Boil some turnips, carrots, celery, and onions in enough water to make half the amount of stock required. When the vegetables are done, drain and add an equal amount of rich bean broth with a little brown flour, nut butter, celery salt, and just enough strained tomato to remove the sweet vegetable taste. This should be of the consistency of broth when done. Use with roast braized protose, etc. Protose may be cooked with the vegetables if it can be afforded. The vegetables should be put to cook in cold water that the substance and flavor may be well drawn out.
OLIVE SAUCE
Take one-fourth cup of ripe olives, and after extracting the stones, chop fine.

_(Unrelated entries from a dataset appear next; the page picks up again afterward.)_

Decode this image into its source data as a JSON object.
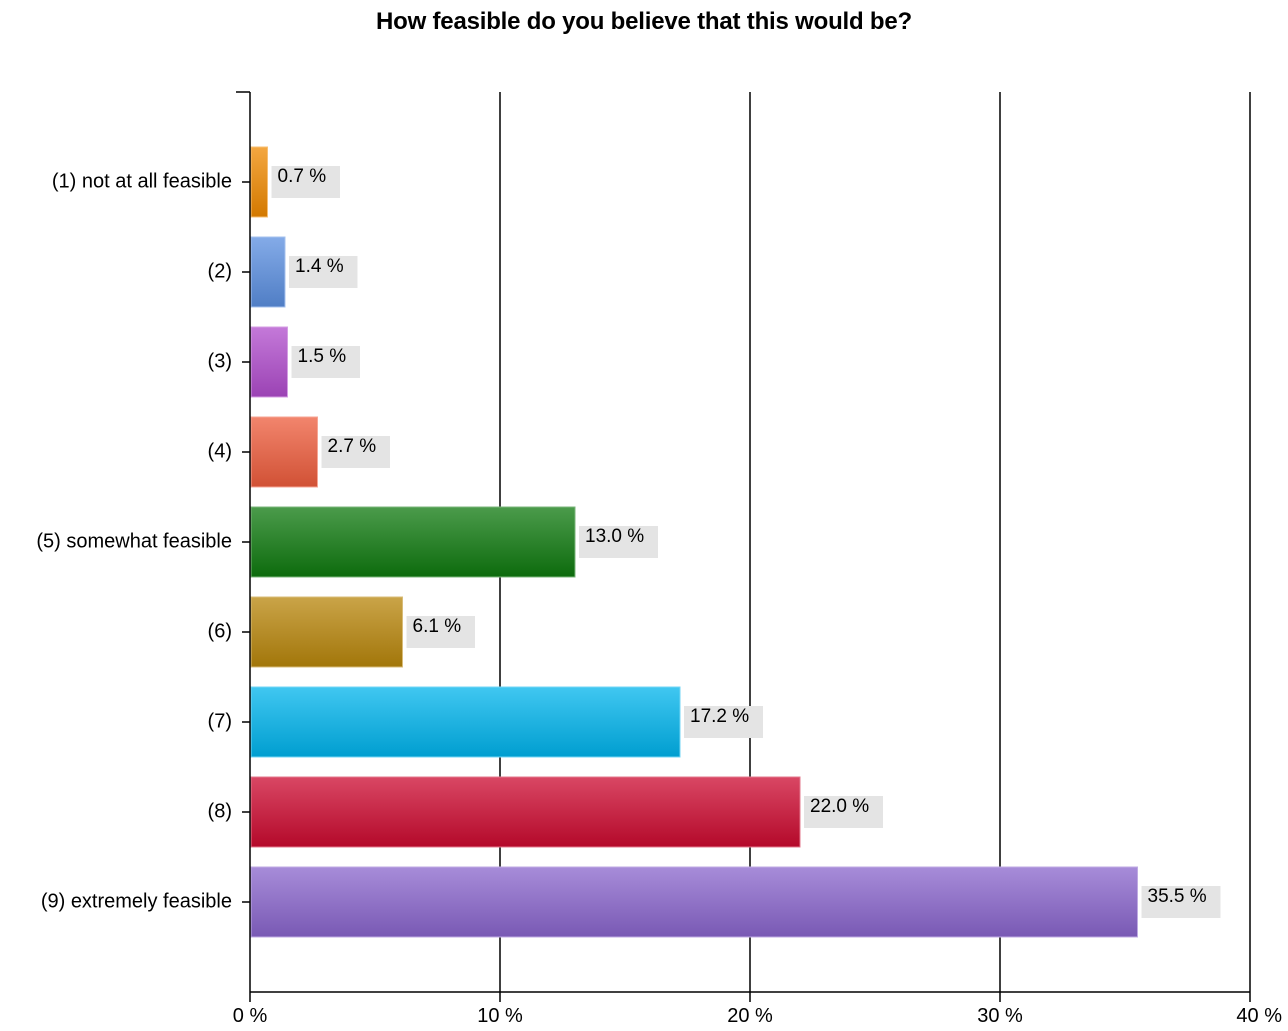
{
  "chart_data": {
    "type": "bar",
    "orientation": "horizontal",
    "title": "How feasible do you believe that this would be?",
    "categories": [
      "(1) not at all feasible",
      "(2)",
      "(3)",
      "(4)",
      "(5) somewhat feasible",
      "(6)",
      "(7)",
      "(8)",
      "(9) extremely feasible"
    ],
    "values": [
      0.7,
      1.4,
      1.5,
      2.7,
      13.0,
      6.1,
      17.2,
      22.0,
      35.5
    ],
    "data_labels": [
      "0.7 %",
      "1.4 %",
      "1.5 %",
      "2.7 %",
      "13.0 %",
      "6.1 %",
      "17.2 %",
      "22.0 %",
      "35.5 %"
    ],
    "colors": [
      "#f08a00",
      "#5b8fe0",
      "#b04ccc",
      "#ee5c3c",
      "#0f7a0f",
      "#b8860b",
      "#00b4ec",
      "#cc0a30",
      "#8a65cc"
    ],
    "xlim": [
      0,
      40
    ],
    "x_ticks": [
      0,
      10,
      20,
      30,
      40
    ],
    "x_tick_labels": [
      "0 %",
      "10 %",
      "20 %",
      "30 %",
      "40 %"
    ],
    "grid": true,
    "xlabel": "",
    "ylabel": ""
  }
}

Put on the stove and stew for two or three hours in water enough to cover well. Brown together a little olive oil and flour, the same as for gravy. Strain through a colander and add the stewed olives. Season with salt.
BROWN REGENCY SAUCE
(For Vegetables and Roasts)
- Nut butter, 1 cup.
- Sage, 1 tablespoonful.
- Browned flour, 3 heaping tablespoonfuls.
- Salt.
- Minced onion, 2 tablespoonfuls.
- Water, 1½ quarts.
Mix all together, salt lightly, put in an enameled baking-pan, cover, and bake till of the desired consistency.
HOLLANDAISE SAUCE
- Butter, 1 tablespoonful.
- Olive oil, 1 tablespoonful.
- Flour, 1 tablespoonful.
- Salt.
- Lemon juice, 2 tablespoonfuls.
- Eggs, 2.
- Nutmeg.
Rub the butter, flour, nutmeg, and salt together until smooth, and add slowly one and one-half cups hot water, stirring constantly. Boil, remove from the fire, and add the lemon juice, olive oil, and the yolks of the eggs, one at a time. Beat slowly and thoroughly together. Strain, and serve.